Wir haben es hier schon häufiger geschrieben. Es spricht sehr viel dafür, dass sich Xabi Alonsos Rolle im Vergleich zum Vorjahr deutlich verändert. Der älteste Münchner Feldspieler (33) stand im Vorjahr in seinem 13. Profijahr allein in der Bundesliga fast 2.000 Minuten auf dem Feld. Hinzu kamen über 800 Minuten in der Champions League. Es war schmerzhaft zu beobachten wie seine Leistungskurve nach sehr starkem Start immer weiter in den Keller sackte. Er spielte bis zur gewonnen Meisterschaft fast immer. Auch weil Guardiola nach den langwierigen Verletzungen von Thiago, Lahm, Schweinsteiger, Martínez und Alaba lange Zeit nur wenig Rotationsmöglichkeiten hatte.

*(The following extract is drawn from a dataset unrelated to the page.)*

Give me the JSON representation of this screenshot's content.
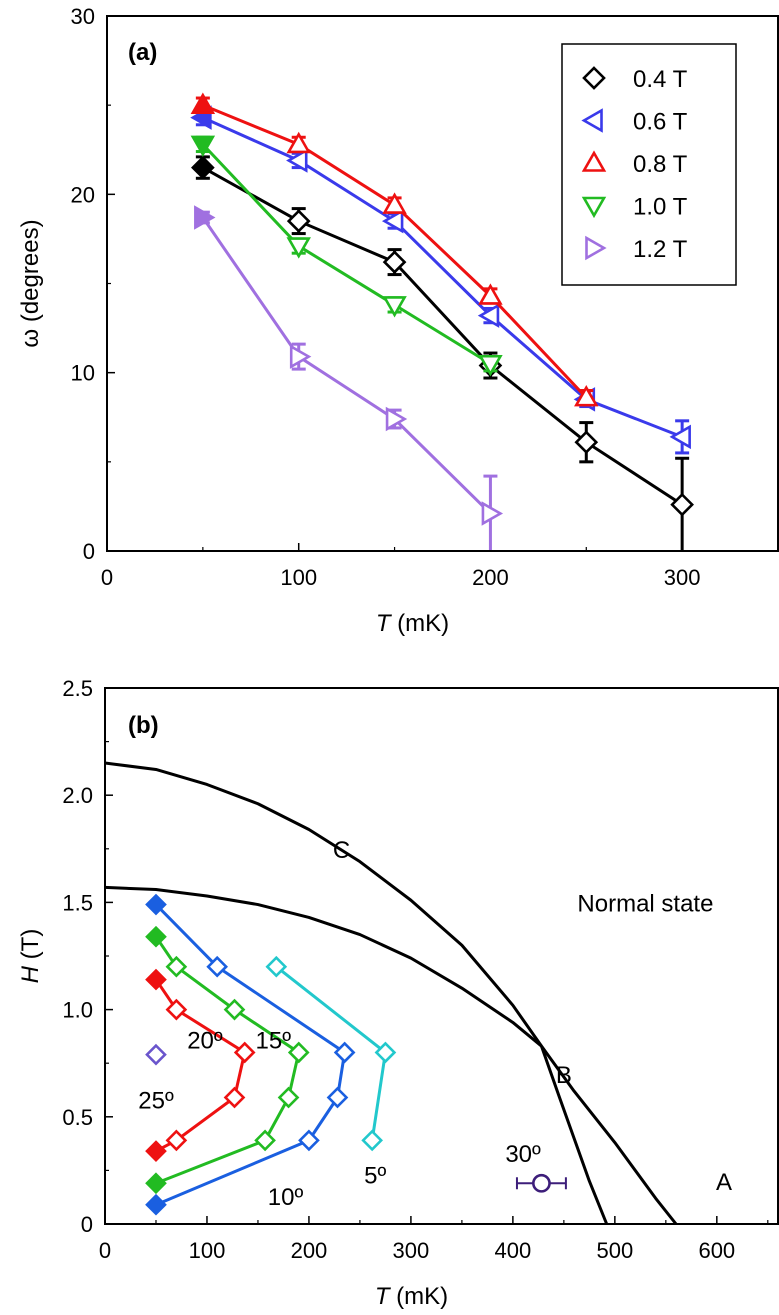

Xabi Alonso kann als Takt- und Strukturgeber mit gutem Auge für den Spielaufbau und die defensive Organisation weiter einen wichtigen Beitrag leisten. Es sollte jedoch niemanden überraschen, wenn Alonso in der kommenden Saison höchstens einmal pro Woche in der Startelf steht und von der (ball)dominanten Figur der Vorsaison eher zu einem Rollenspieler wird. Alternativen gibt es auf seiner Position trotz des Abgangs von Schweinsteiger genug. Kimmich, Højbjerg, Vidal, Rode, Lahm und Alaba sind hier zu nennen, die die 6er Rolle alle unterschiedlich interpretieren können. Ob Guardiola in den hoffentlich wichtigen Spielen im kommenden Frühjahr auf Alonso setzt ist offen. Alonso muss hier um seinen Platz kämpfen. Eine neue Situation für den erfahrenen Strategen, für den die Altersteilzeit mit weniger Belastung aber auch eine Chance sein kann.

4. Robert Lewandowski wird noch wertvoller, wenn er lernt die einfachen Tore zu erzielen

Fürs Protokoll: Robert Lewandowski hat ein starkes erstes Jahr in München hinter sich. Vor allem deshalb, weil er der Mannschaft jenseits von seiner Kernaufgabe als Abschlusstürmer hilft. Trotzdem zeigte sich im Vorjahr ein Muster, indem Lewandowski häufiger Probleme hatte, vielversprechende Situationen im Strafraum zu nutzen. Kein Spieler schoss im Vorjahr so oft innerhalb des Sechzehners aufs Tor wie der polnische Nationalspieler. 88 Torschüsse zählte whoscored.com in der Saison 2014/2015. Mit großem Abstand Platz eins vor Dortmunds Aubameyang (72). Lewandowski münzte diese 88 Torschüsse im Strafraum in „nur“ 10 Tore um. Hinzu kamen sechs von außerhalb und ein Elfmeter. Lewandowski brauchte also fast 9 Torabschlüsse im Strafraum für einen Treffer. Vergleicht man das mit Mario Gomez‘ herausragender Saison 2010/2011 wird ein gewaltiger Unterschied deutlich. Gomez brauchte bei 89 Torschüssen gerade einmal 3,3 Torschüsse im Strafraum für einen Treffer.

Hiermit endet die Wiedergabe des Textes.